In a new afterworld in "Reveille" Alinsky makes an unfortunate leap of faith in his criticism of Black political determination. His critique of the "new" Black polities and the new student left drifts hazily beyond the magnetism of his own commitment to democracy and political action. However, the energy he brings to bear on his own endeavors, the thoroughness of his commitment to the values at the base of democratic theory might inspire us to work in our own communities, patiently and honestly, to identify real local leadership and help those leaders, or their groups, to build an organization of people who are able to speak out and act to influence the power structures governing their lives.

The radicalism of this next decade will spin far beyond the theoretical idealism and energy of Alinsky; perhaps the suicidal gestures of the Weathermen and the "polities of despair" are so pervasive and convincing that Alinsky's rationalization that "the pursuit of happiness is never ending-the happiness lies in the pursuit" falls embarrassingly flat. Still, his admirable dedication to the struggle for "life after birth" and the results of thirty years of organizing lead me to quarrel with the social critics who argue that community organization failed in the 1930's and it will fail now.

When Donald Rumsfeld, the present director of the OEO, assumed his position at the end of 1969, he stated "The OEO is not the War on Poverty" in an attempt to "de-sloganize the agency." Rumor has it at least among CAP agencies in the Boston area that many local programs will not be refunded for 1971. Most positive aspects of the program have already been consumed by the negative elements of mismanagement. However, if the CAP agencies continue they might benefit from an application of Presidenta Nixon's espoused philosophy concerning the poor, delivered on February 19, 1969 in his Message on Poverty to Congress.

"If we are to make the most of experimental programs, we must frankly recognize their experimental nature and frankly acknowledge whatever shortcomings they develop. To do so is not to belittle the experiment, but to advance its essential purpose, that of finding new ways, better ways, of making progress in areas still inadequately understood.

"We often can learn more from a program that fails to achieve its purpose than from one that succeeds. If we apply these lessons, then even the failure' will have made a significant contribution to our larger purposes."

Let the local people most directly affected by the decisions of a CAP agency or the local government make the decisions. If they fail, it will be more educational than if they watch the continuing failures of the government. And if they fail continually, then the programs of the government may be justified. The slogan "Power to the People" reflects the essence of democracy. Those of us who are impressed by our own political or philosophical inclinations might benefit from an internalized confrontation of belief. We must recognize that, as one welfare mother of Boston told me, "When I had the money I couldn't see past the end of my nose. Now I know that it's important for the poor to determine, or at least help (determine), their own lives."

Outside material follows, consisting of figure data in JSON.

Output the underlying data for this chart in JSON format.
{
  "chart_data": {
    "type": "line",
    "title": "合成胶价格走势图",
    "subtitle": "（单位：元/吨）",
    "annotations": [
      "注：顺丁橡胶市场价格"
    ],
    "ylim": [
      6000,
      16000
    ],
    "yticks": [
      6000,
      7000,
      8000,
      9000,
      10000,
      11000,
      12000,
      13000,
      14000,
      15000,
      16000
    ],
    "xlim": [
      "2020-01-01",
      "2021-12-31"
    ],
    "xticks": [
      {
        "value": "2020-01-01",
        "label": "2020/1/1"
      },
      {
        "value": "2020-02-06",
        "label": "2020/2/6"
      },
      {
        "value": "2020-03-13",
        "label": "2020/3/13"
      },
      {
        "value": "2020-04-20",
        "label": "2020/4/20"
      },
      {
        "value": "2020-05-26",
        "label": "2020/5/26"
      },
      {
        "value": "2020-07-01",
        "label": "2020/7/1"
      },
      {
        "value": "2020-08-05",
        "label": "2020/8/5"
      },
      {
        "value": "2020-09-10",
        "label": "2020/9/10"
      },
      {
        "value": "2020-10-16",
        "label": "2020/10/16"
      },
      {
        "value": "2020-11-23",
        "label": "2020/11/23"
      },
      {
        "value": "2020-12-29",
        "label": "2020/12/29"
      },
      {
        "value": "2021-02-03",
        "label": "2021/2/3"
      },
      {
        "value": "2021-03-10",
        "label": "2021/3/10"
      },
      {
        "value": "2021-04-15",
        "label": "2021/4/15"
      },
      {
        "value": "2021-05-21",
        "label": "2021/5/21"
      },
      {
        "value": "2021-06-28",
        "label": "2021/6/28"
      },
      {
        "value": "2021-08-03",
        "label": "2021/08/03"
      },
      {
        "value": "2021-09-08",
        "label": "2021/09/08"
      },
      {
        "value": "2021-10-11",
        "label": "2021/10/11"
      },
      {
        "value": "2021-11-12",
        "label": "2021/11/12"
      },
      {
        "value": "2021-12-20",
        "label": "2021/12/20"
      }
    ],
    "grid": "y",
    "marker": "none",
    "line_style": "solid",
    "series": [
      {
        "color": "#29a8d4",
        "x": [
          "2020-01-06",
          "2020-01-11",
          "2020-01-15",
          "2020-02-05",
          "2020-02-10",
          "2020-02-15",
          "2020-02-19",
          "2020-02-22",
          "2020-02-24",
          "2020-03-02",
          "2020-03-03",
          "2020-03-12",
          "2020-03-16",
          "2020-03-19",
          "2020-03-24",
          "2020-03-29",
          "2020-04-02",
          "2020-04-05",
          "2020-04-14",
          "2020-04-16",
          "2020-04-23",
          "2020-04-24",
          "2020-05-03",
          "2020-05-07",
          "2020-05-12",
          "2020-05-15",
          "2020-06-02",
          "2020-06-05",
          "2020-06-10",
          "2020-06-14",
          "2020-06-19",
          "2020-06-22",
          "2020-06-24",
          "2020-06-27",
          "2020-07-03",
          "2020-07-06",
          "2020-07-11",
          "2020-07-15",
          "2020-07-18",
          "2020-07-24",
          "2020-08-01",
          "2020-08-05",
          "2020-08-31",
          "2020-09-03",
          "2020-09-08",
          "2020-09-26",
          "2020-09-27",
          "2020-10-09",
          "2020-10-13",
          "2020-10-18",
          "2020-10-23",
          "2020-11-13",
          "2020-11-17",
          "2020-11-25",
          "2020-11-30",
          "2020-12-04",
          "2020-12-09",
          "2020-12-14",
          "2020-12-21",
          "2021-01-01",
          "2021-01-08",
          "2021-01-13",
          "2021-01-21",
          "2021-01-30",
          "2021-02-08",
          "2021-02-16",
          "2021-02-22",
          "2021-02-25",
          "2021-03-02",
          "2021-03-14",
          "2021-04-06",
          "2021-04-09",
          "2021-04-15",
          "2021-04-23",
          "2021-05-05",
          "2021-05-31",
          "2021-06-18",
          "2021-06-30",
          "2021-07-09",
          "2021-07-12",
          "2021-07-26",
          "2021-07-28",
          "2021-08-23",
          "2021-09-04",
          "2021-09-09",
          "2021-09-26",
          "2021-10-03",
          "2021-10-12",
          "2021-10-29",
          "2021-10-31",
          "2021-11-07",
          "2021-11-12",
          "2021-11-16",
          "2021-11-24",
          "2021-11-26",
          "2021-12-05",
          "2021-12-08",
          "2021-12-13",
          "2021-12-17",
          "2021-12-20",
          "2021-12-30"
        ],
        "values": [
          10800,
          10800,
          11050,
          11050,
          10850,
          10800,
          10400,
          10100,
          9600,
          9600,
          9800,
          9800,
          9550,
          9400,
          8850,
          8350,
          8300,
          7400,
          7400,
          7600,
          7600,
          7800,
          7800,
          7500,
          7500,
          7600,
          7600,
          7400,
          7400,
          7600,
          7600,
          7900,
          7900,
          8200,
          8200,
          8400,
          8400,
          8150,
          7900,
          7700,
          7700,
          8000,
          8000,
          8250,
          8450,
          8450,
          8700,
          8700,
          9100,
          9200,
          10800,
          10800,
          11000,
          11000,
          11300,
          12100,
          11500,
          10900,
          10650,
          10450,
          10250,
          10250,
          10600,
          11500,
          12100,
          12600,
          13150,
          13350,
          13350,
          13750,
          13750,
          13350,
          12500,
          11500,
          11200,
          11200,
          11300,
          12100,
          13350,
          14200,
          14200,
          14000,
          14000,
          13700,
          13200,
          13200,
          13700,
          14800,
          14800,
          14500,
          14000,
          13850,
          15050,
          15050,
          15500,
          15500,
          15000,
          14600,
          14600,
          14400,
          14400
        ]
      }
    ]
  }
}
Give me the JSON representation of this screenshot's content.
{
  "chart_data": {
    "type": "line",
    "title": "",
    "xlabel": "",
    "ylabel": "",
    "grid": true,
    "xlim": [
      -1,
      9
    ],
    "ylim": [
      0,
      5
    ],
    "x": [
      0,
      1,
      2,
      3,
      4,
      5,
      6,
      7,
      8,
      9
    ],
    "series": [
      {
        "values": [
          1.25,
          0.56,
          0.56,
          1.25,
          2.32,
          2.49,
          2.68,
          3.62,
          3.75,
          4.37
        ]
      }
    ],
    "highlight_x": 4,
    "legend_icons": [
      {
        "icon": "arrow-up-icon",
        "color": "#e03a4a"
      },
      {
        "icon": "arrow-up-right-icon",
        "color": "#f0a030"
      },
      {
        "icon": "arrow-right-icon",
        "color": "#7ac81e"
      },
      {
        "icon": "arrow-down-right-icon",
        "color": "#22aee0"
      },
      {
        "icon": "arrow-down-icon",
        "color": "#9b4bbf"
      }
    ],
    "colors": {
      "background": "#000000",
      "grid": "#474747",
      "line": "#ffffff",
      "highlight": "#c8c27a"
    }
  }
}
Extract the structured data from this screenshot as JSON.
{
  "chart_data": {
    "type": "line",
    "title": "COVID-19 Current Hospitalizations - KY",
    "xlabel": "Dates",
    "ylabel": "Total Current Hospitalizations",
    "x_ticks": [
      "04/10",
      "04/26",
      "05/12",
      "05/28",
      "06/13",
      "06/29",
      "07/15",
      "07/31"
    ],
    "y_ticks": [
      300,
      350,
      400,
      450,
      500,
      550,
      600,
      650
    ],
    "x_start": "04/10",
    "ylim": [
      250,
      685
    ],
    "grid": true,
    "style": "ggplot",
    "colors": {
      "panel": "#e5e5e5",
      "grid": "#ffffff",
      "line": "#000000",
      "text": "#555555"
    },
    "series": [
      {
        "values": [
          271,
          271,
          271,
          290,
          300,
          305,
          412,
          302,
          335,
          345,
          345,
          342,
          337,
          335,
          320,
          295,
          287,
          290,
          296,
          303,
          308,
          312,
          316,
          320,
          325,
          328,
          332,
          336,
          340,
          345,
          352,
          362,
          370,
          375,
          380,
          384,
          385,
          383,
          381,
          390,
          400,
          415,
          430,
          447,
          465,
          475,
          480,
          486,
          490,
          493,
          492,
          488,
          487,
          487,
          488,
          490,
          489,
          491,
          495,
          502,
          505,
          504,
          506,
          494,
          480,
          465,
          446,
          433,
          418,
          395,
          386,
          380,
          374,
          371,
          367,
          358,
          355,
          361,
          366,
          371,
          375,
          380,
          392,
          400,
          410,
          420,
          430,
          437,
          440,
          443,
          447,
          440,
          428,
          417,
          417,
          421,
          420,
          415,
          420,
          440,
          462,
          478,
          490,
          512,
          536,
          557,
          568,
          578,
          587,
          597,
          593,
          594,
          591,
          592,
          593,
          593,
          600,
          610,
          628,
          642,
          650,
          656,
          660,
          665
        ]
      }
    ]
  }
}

The two characters of the Chinese word for crisis indicate the confusing quality of our situation: one character being "danger," the other "opportunity." The opportunity for an orderly revolution advocated by Alinsky, may have passed us by. Meanwhile, the opportunity to work with "the substance of the world," the people, sits just beyond our indolence. By seizing this opportunity we may enjoy some momentary satisfaction. If enough of us realize a sense of urgency, we may justify the unquestioning faith in democracy that was socialized into us not so long ago, we may even outmode the necessity for essentially clumsy governmental instruments such as the Community Action Program.